Associate Professor in History and Women's and Gender Studies
she/her/hers
About
Jennifer Dominique Jones is an Associate Professor of History and Women's and Gender Studies at the University of Michigan. Her areas of research and teaching expertise are Black Queer History, Black Feminist History, African American History after 1877, with a focus on politics and social life and the History of Gender and Sexuality in the United States in the Twentieth Century with a focus on Lesbian, Gay, Bisexual, Transgender and Queer (LGBTQ+) politics and community life. She regularly teaches the following courses: Queer Histories of the United States, Black Queer Histories, Black Intimacies, the History of Sexuality and Feminist Methods.
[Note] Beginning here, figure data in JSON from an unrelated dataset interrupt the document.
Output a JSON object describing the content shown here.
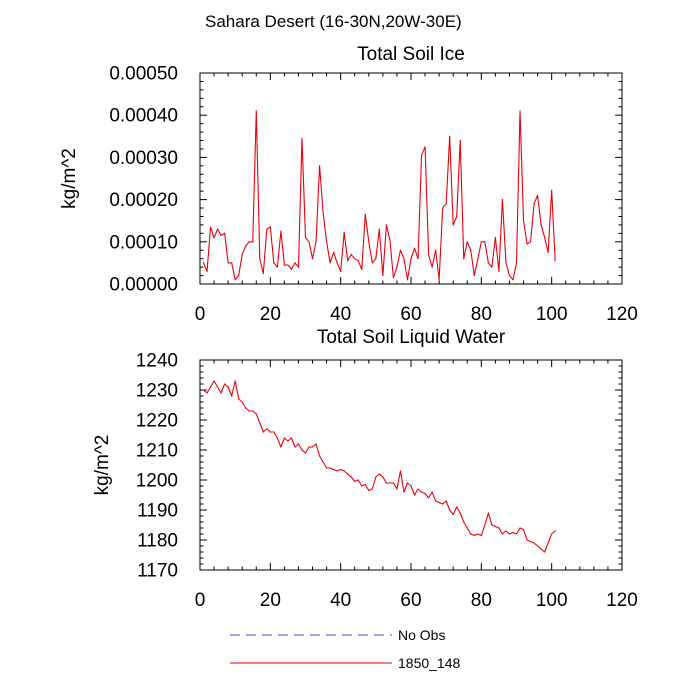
{
  "page_title": "Sahara Desert (16-30N,20W-30E)",
  "colors": {
    "series": "#e8000b",
    "no_obs": "#4a4ad0",
    "axis": "#000000"
  },
  "legend": [
    {
      "label": "No Obs",
      "style": "dashed",
      "color": "#4a4ad0"
    },
    {
      "label": "1850_148",
      "style": "solid",
      "color": "#e8000b"
    }
  ],
  "chart_data": [
    {
      "type": "line",
      "title": "Total Soil Ice",
      "xlabel": "",
      "ylabel": "kg/m^2",
      "xlim": [
        0,
        120
      ],
      "ylim": [
        0,
        0.0005
      ],
      "xticks": [
        0,
        20,
        40,
        60,
        80,
        100,
        120
      ],
      "xtick_labels": [
        "0",
        "20",
        "40",
        "60",
        "80",
        "100",
        "120"
      ],
      "yticks": [
        0,
        0.0001,
        0.0002,
        0.0003,
        0.0004,
        0.0005
      ],
      "ytick_labels": [
        "0.00000",
        "0.00010",
        "0.00020",
        "0.00030",
        "0.00040",
        "0.00050"
      ],
      "grid": false,
      "series": [
        {
          "name": "1850_148",
          "x": [
            1,
            2,
            3,
            4,
            5,
            6,
            7,
            8,
            9,
            10,
            11,
            12,
            13,
            14,
            15,
            16,
            17,
            18,
            19,
            20,
            21,
            22,
            23,
            24,
            25,
            26,
            27,
            28,
            29,
            30,
            31,
            32,
            33,
            34,
            35,
            36,
            37,
            38,
            39,
            40,
            41,
            42,
            43,
            44,
            45,
            46,
            47,
            48,
            49,
            50,
            51,
            52,
            53,
            54,
            55,
            56,
            57,
            58,
            59,
            60,
            61,
            62,
            63,
            64,
            65,
            66,
            67,
            68,
            69,
            70,
            71,
            72,
            73,
            74,
            75,
            76,
            77,
            78,
            79,
            80,
            81,
            82,
            83,
            84,
            85,
            86,
            87,
            88,
            89,
            90,
            91,
            92,
            93,
            94,
            95,
            96,
            97,
            98,
            99,
            100,
            101
          ],
          "y": [
            5e-05,
            3e-05,
            0.000135,
            0.00011,
            0.00013,
            0.000115,
            0.00012,
            5e-05,
            5e-05,
            1e-05,
            2e-05,
            7e-05,
            9e-05,
            0.0001,
            0.0001,
            0.00041,
            6e-05,
            2.5e-05,
            0.00013,
            0.000135,
            5e-05,
            4e-05,
            0.000125,
            4.5e-05,
            4.5e-05,
            3.5e-05,
            5e-05,
            4e-05,
            0.000345,
            0.00011,
            0.0001,
            6e-05,
            0.0001,
            0.00028,
            0.00017,
            0.0001,
            5e-05,
            7.5e-05,
            5e-05,
            3e-05,
            0.000122,
            5.5e-05,
            7e-05,
            6e-05,
            5.5e-05,
            3.5e-05,
            0.000165,
            0.0001,
            5e-05,
            6e-05,
            0.00013,
            2e-05,
            0.00014,
            0.000105,
            1.5e-05,
            4e-05,
            8e-05,
            6e-05,
            1e-05,
            6e-05,
            8.5e-05,
            6e-05,
            0.000305,
            0.000325,
            7e-05,
            4e-05,
            8e-05,
            1e-05,
            0.00018,
            0.00019,
            0.00035,
            0.00014,
            0.00016,
            0.00034,
            6e-05,
            0.0001,
            8e-05,
            2e-05,
            6e-05,
            0.0001,
            0.0001,
            5e-05,
            4e-05,
            0.00011,
            3e-05,
            0.0002,
            5e-05,
            2e-05,
            1e-05,
            5e-05,
            0.00041,
            0.00015,
            9.5e-05,
            0.0001,
            0.00019,
            0.00021,
            0.00014,
            0.00011,
            7.5e-05,
            0.000222,
            5.5e-05
          ]
        }
      ]
    },
    {
      "type": "line",
      "title": "Total Soil Liquid Water",
      "xlabel": "",
      "ylabel": "kg/m^2",
      "xlim": [
        0,
        120
      ],
      "ylim": [
        1170,
        1240
      ],
      "xticks": [
        0,
        20,
        40,
        60,
        80,
        100,
        120
      ],
      "xtick_labels": [
        "0",
        "20",
        "40",
        "60",
        "80",
        "100",
        "120"
      ],
      "yticks": [
        1170,
        1180,
        1190,
        1200,
        1210,
        1220,
        1230,
        1240
      ],
      "ytick_labels": [
        "1170",
        "1180",
        "1190",
        "1200",
        "1210",
        "1220",
        "1230",
        "1240"
      ],
      "grid": false,
      "series": [
        {
          "name": "1850_148",
          "x": [
            1,
            2,
            3,
            4,
            5,
            6,
            7,
            8,
            9,
            10,
            11,
            12,
            13,
            14,
            15,
            16,
            17,
            18,
            19,
            20,
            21,
            22,
            23,
            24,
            25,
            26,
            27,
            28,
            29,
            30,
            31,
            32,
            33,
            34,
            35,
            36,
            37,
            38,
            39,
            40,
            41,
            42,
            43,
            44,
            45,
            46,
            47,
            48,
            49,
            50,
            51,
            52,
            53,
            54,
            55,
            56,
            57,
            58,
            59,
            60,
            61,
            62,
            63,
            64,
            65,
            66,
            67,
            68,
            69,
            70,
            71,
            72,
            73,
            74,
            75,
            76,
            77,
            78,
            79,
            80,
            81,
            82,
            83,
            84,
            85,
            86,
            87,
            88,
            89,
            90,
            91,
            92,
            93,
            94,
            95,
            96,
            97,
            98,
            99,
            100,
            101
          ],
          "y": [
            1230,
            1229,
            1231,
            1233,
            1231,
            1229,
            1232,
            1231,
            1228,
            1233,
            1227,
            1226,
            1224,
            1223,
            1223,
            1222,
            1219,
            1216,
            1217,
            1216,
            1216,
            1214,
            1211,
            1214,
            1213,
            1214,
            1211,
            1212,
            1210,
            1209,
            1211,
            1211,
            1212,
            1208,
            1206,
            1204,
            1204,
            1203.5,
            1203,
            1203.5,
            1203,
            1202,
            1201,
            1199.5,
            1200,
            1198,
            1198.5,
            1196.5,
            1197,
            1201,
            1202,
            1201,
            1199,
            1199,
            1199,
            1197,
            1203,
            1196,
            1199,
            1198,
            1195,
            1197,
            1196,
            1195.5,
            1194,
            1196,
            1193,
            1192.5,
            1192,
            1193,
            1190,
            1188.5,
            1191,
            1189,
            1186,
            1184,
            1182,
            1181.5,
            1182,
            1181.5,
            1185,
            1189,
            1185,
            1184.5,
            1184,
            1182,
            1183,
            1182,
            1182.5,
            1182,
            1184,
            1183.5,
            1180,
            1179.5,
            1179,
            1178,
            1177,
            1176,
            1179,
            1182,
            1183
          ]
        }
      ]
    }
  ]
}
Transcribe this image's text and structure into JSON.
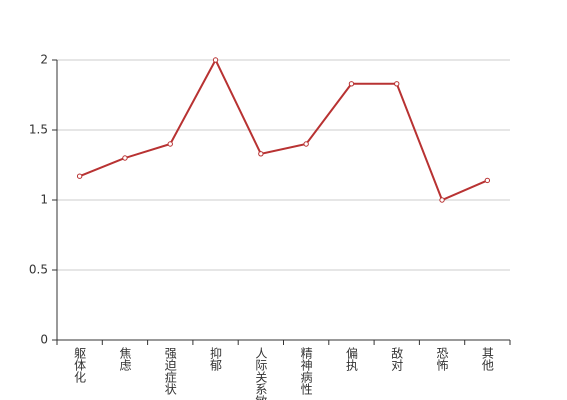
{
  "chart_data": {
    "type": "line",
    "categories": [
      "躯体化",
      "焦虑",
      "强迫症状",
      "抑郁",
      "人际关系敏感",
      "精神病性",
      "偏执",
      "敌对",
      "恐怖",
      "其他"
    ],
    "values": [
      1.17,
      1.3,
      1.4,
      2,
      1.33,
      1.4,
      1.83,
      1.83,
      1.0,
      1.14
    ],
    "color": "#b83232",
    "ylim": [
      0,
      2
    ],
    "yticks": [
      0,
      0.5,
      1,
      1.5,
      2
    ],
    "grid": true
  }
}
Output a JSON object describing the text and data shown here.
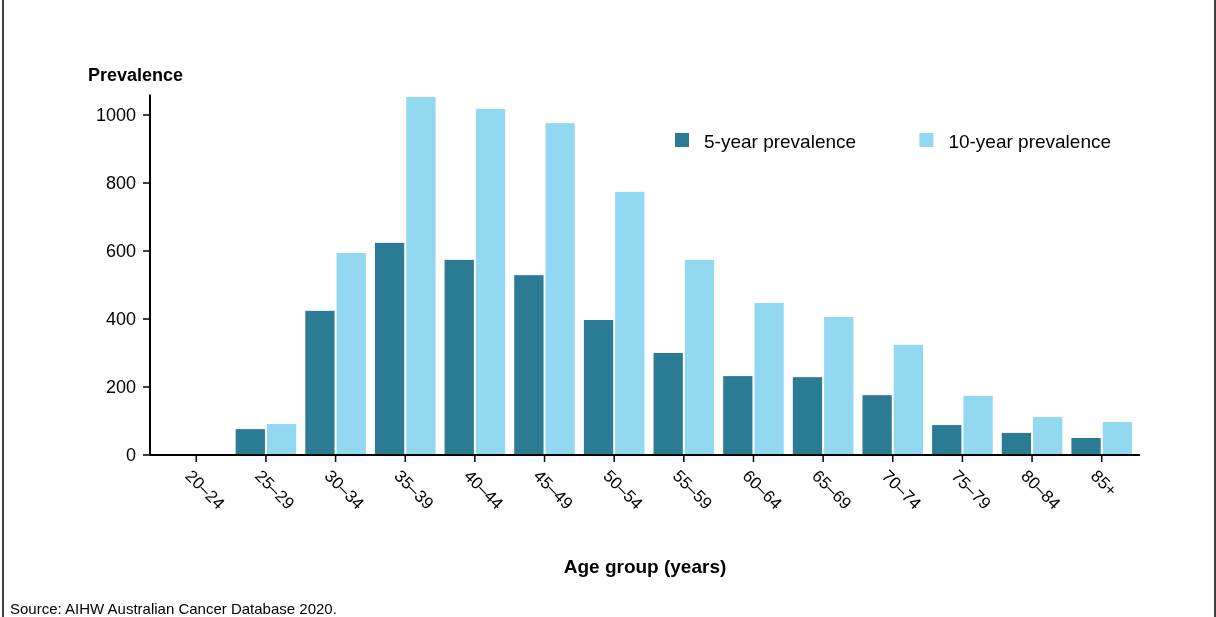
{
  "chart_data": {
    "type": "bar",
    "xlabel": "Age group (years)",
    "ylabel": "Prevalence",
    "categories": [
      "20–24",
      "25–29",
      "30–34",
      "35–39",
      "40–44",
      "45–49",
      "50–54",
      "55–59",
      "60–64",
      "65–69",
      "70–74",
      "75–79",
      "80–84",
      "85+"
    ],
    "series": [
      {
        "name": "5-year prevalence",
        "color": "#2b7b95",
        "values": [
          0,
          76,
          424,
          624,
          574,
          529,
          397,
          300,
          232,
          229,
          176,
          88,
          65,
          50
        ]
      },
      {
        "name": "10-year prevalence",
        "color": "#92d8f0",
        "values": [
          0,
          91,
          594,
          1053,
          1018,
          976,
          774,
          574,
          447,
          406,
          324,
          174,
          112,
          97
        ]
      }
    ],
    "ylim": [
      0,
      1060
    ],
    "yticks": [
      0,
      200,
      400,
      600,
      800,
      1000
    ],
    "grid": false,
    "legend": "top right",
    "annotations": [
      "Source: AIHW Australian Cancer Database 2020."
    ]
  }
}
She is the author of Ambivalent Affinities: A Political History of Blackness and Homosexuality After World War II (University of North Carolina Press, 2023). Ambivalent Affinities was a finalist for the 2024 LGBTQ+ Studies Prize from the Lambda Literary Foundation (for the best academic book in LGBTQ+ Studies) and received an honorable mention for the 2024 James A. Rawley Prize from the Organization of American Historians (for the best book in the history of race relations). This study illuminates a heretofore underexplored history: the unlikely tethering of political narratives about LGBTQ+ to understandings of Black political mobilization for social justice. Rather than focus exclusively on LGBTQ+ movements and spaces, this volume turns to the modern Civil Rights Movement, and the backlash to it, as important arenas where ideas about Blackness and queerness were discursively linked together. Ambivalent Affinities follows how the emergence of ideas about homosexuality shaped various political domains and actors including civil rights organizations, Black municipal officials, segregationist advocates, white supremacists, and gay and lesbian political groups. Drawing from a wide range of primary sources including organizational records, manuscript collections, newspaper accounts, visual and textual ephemera, and oral histories, this study traces a long, conflicting relationship between Black and Gay political identities that continues to reverberate into the present.
She completed her doctoral degree in American History at Princeton University in 2014. Prior to her appointment, she was a member of the inaugural cohort of the LSA Collegiate Fellowship. Before her appointment to the University of Michigan, she was an Assistant Professor in the Department of Gender & Race Studies and the Department of American Studies at the University of Alabama.